Summary
JPMorgan Chase & Co. (JPM) filed an 8-K on May 21, 2015, reporting the results of its Annual Meeting of Shareholders held on May 19, 2015. The meeting saw significant shareholder participation, with approximately 86.66% of outstanding shares represented. All management-proposed items, including the election of 11 director nominees, the ratification of PricewaterhouseCoopers LLP as the independent auditor, and amendments to the Long-Term Incentive Plan, were overwhelmingly approved by shareholders. Additionally, shareholders provided advisory approval for the company's executive compensation. Conversely, a majority of shareholders voted against several shareholder-sponsored proposals. These included proposals related to the appointment of an independent Board Chairman, lobbying transparency, lowering the ownership threshold for special shareholder meetings, changing how votes are counted, accelerated vesting provisions for executives entering government service, and a clawback disclosure policy for incentive compensation.

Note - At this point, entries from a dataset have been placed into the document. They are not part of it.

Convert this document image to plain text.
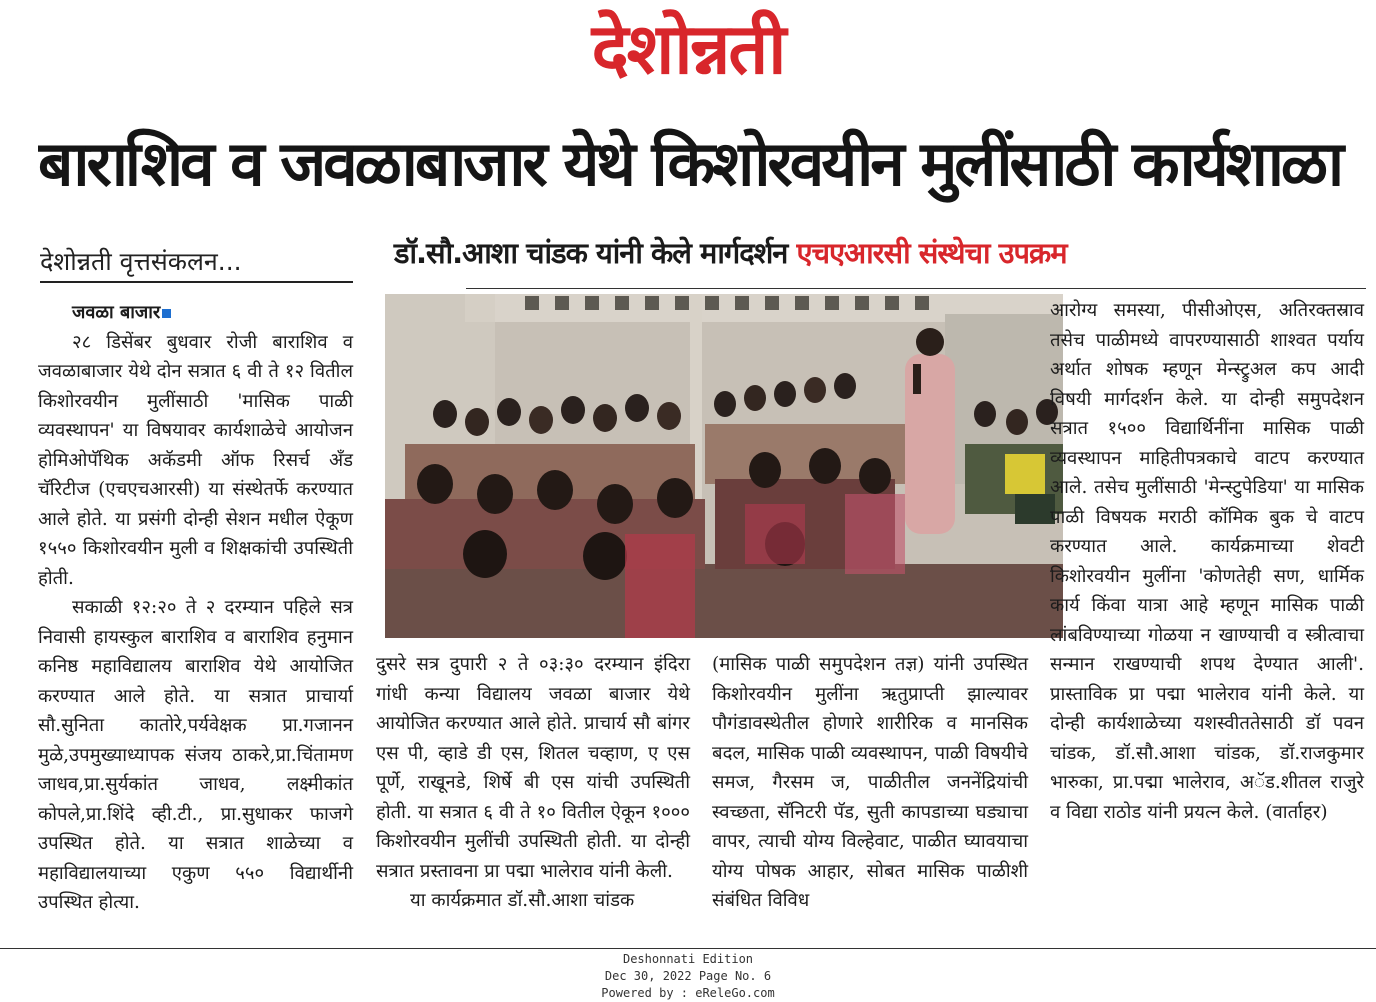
देशोन्नती
बाराशिव व जवळाबाजार येथे किशोरवयीन मुलींसाठी कार्यशाळा
देशोन्नती वृत्तसंकलन...	डॉ.सौ.आशा चांडक यांनी केले मार्गदर्शन एचएआरसी संस्थेचा उपक्रम
जवळा बाजार

२८ डिसेंबर बुधवार रोजी बाराशिव व जवळाबाजार येथे दोन सत्रात ६ वी ते १२ वितील किशोरवयीन मुलींसाठी 'मासिक पाळी व्यवस्थापन' या विषयावर कार्यशाळेचे आयोजन होमिओपॅथिक अकॅडमी ऑफ रिसर्च अँड चॅरिटीज (एचएचआरसी) या संस्थेतर्फे करण्यात आले होते. या प्रसंगी दोन्ही सेशन मधील ऐकूण १५५० किशोरवयीन मुली व शिक्षकांची उपस्थिती होती.

सकाळी १२:२० ते २ दरम्यान पहिले सत्र निवासी हायस्कुल बाराशिव व बाराशिव हनुमान कनिष्ठ महाविद्यालय बाराशिव येथे आयोजित करण्यात आले होते. या सत्रात प्राचार्या सौ.सुनिता कातोरे,पर्यवेक्षक प्रा.गजानन मुळे,उपमुख्याध्यापक संजय ठाकरे,प्रा.चिंतामण जाधव,प्रा.सुर्यकांत जाधव, लक्ष्मीकांत कोपले,प्रा.शिंदे व्ही.टी., प्रा.सुधाकर फाजगे उपस्थित होते. या सत्रात शाळेच्या व महाविद्यालयाच्या एकुण ५५० विद्यार्थीनी उपस्थित होत्या.

दुसरे सत्र दुपारी २ ते ०३:३० दरम्यान इंदिरा गांधी कन्या विद्यालय जवळा बाजार येथे आयोजित करण्यात आले होते. प्राचार्य सौ बांगर एस पी, व्हाडे डी एस, शितल चव्हाण, ए एस पूर्णे, राखूनडे, शिर्षे बी एस यांची उपस्थिती होती. या सत्रात ६ वी ते १० वितील ऐकून १००० किशोरवयीन मुलींची उपस्थिती होती. या दोन्ही सत्रात प्रस्तावना प्रा पद्मा भालेराव यांनी केली.

या कार्यक्रमात डॉ.सौ.आशा चांडक

(मासिक पाळी समुपदेशन तज्ञ) यांनी उपस्थित किशोरवयीन मुलींना ऋतुप्राप्ती झाल्यावर पौगंडावस्थेतील होणारे शारीरिक व मानसिक बदल, मासिक पाळी व्यवस्थापन, पाळी विषयीचे समज, गैरसम ज, पाळीतील जननेंद्रियांची स्वच्छता, सॅनिटरी पॅड, सुती कापडाच्या घड्याचा वापर, त्याची योग्य विल्हेवाट, पाळीत घ्यावयाचा योग्य पोषक आहार, सोबत मासिक पाळीशी संबंधित विविध

आरोग्य समस्या, पीसीओएस, अतिरक्तस्राव तसेच पाळीमध्ये वापरण्यासाठी शाश्वत पर्याय अर्थात शोषक म्हणून मेन्स्ट्रुअल कप आदी विषयी मार्गदर्शन केले. या दोन्ही समुपदेशन सत्रात १५०० विद्यार्थिनींना मासिक पाळी व्यवस्थापन माहितीपत्रकाचे वाटप करण्यात आले. तसेच मुलींसाठी 'मेन्स्टुपेडिया' या मासिक पाळी विषयक मराठी कॉमिक बुक चे वाटप करण्यात आले. कार्यक्रमाच्या शेवटी किशोरवयीन मुलींना 'कोणतेही सण, धार्मिक कार्य किंवा यात्रा आहे म्हणून मासिक पाळी लांबविण्याच्या गोळया न खाण्याची व स्त्रीत्वाचा सन्मान राखण्याची शपथ देण्यात आली'. प्रास्ताविक प्रा पद्मा भालेराव यांनी केले. या दोन्ही कार्यशाळेच्या यशस्वीततेसाठी डॉ पवन चांडक, डॉ.सौ.आशा चांडक, डॉ.राजकुमार भारुका, प्रा.पद्मा भालेराव, अॅड.शीतल राजुरे व विद्या राठोड यांनी प्रयत्न केले. (वार्ताहर)

Deshonnati Edition
Dec 30, 2022 Page No. 6
Powered by : eReleGo.com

The results indicate strong shareholder confidence in the current board and management's strategic direction and compensation practices, while also highlighting a disconnect between shareholder proposals and the company's existing policies on governance and transparency.
Key Highlights
- 1JPM's Annual Meeting of Shareholders saw high participation, with 86.66% of shares represented.
- 2All 11 director nominees were overwhelmingly elected by shareholders.
- 3Shareholders approved the advisory resolution to approve executive compensation, though with a notable dissenting vote (38.17%).
- 4The appointment of PricewaterhouseCoopers LLP as the independent registered public accounting firm for 2015 was ratified with strong support (98.47%).
- 5Shareholders approved amendments to the company's Long-Term Incentive Plan with significant backing (93.19%).
- 6A majority of shareholders rejected shareholder proposals advocating for an independent Board Chairman, increased lobbying transparency, and modifications to meeting thresholds and vote counting.
- 7Shareholder proposals concerning accelerated vesting and clawback disclosure policies also failed to gain majority approval.